Welsh judoka Jasmine Hacker-Jones says she might have missed judo’s return to the Commonwealth Games after the Covid-19 lockdown saw her emerge as a candidate for Wales’ wrestling team in Birmingham.
Hacker-Jones took up judo at the age of four, but her world was thrown upside down when Wales went into lockdown in March 2020.
The 21-year-old’s judo program was stopped and she lost focus and put on weight until her competitive spirit was revived by wrestling sessions with boyfriend Ieuan.
“Lockdown was really difficult, I put on a lot of weight and lost sight of my goals,” said Maesteg-born Hacker-Jones, a student at Cardiff Metropolitan University.
“But my boyfriend does MMA and we started training together.
“We bought some mats from Amazon and set them out in the garden.
“Every day we’d hit pads and do a bit of grappling when we could, and I really enjoyed it.
“Judo and wrestling are very different in some ways, and I managed to adapt to it.”
So much so that Hacker-Jones, who competes in judo at the -63 kg weight class, was soon in contention for a Wales wrestling place at Birmingham 2022.

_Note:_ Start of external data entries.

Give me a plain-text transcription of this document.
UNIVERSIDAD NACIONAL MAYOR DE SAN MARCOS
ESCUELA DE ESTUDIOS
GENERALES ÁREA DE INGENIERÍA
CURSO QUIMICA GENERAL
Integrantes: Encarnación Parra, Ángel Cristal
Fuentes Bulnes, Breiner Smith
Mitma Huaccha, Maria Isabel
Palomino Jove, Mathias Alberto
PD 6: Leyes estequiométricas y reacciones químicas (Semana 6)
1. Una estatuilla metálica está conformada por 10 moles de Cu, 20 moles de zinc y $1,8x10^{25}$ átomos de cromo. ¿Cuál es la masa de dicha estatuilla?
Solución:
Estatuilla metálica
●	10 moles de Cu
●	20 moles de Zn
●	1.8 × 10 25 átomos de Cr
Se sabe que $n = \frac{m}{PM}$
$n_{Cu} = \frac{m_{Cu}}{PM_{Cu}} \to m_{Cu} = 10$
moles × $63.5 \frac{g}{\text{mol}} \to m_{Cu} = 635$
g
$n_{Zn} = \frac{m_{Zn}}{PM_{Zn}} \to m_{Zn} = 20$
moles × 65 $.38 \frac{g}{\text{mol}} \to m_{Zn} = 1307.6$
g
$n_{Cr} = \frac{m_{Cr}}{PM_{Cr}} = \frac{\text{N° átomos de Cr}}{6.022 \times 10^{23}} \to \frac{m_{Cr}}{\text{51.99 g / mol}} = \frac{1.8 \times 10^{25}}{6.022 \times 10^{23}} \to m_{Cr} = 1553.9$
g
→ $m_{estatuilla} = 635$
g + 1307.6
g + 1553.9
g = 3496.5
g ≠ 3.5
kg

The practicality of competing in both sports at the Commonwealth Games, however, proved impossible.
She said: “There was a chance I could have done wrestling in Birmingham.
“But I couldn’t put myself 100 per cent into both of them. Judo was always the dream, so I chose it over wrestling.
“The sport wasn’t in the (Gold Coast) Games four years ago so I’m just glad it’s back.
“I’m just thinking of these Games now, but who knows in the future what will happen about my wrestling. Maybe after Birmingham I’ll re-evaluate.”
Hacker-Jones combines her studies with two jobs in a coffee shop and as an administrative assistant at an estate agents.
She also worked as a carer during the pandemic, looking after the elderly as well as people suffering from disabilities.
“My mum has been a carer as long as I can remember,” she said. “I know they were struggling really badly in the pandemic being so under-staffed.
“While I wasn’t training I decided to step in and help, and I worked in the same company as my mum.
“It was so nice to provide for someone who couldn’t necessarily provide for themselves.
“I did it for a year and a half before I got back into training, and now I’m going to the Commonwealth Games. I just can’t believe it.”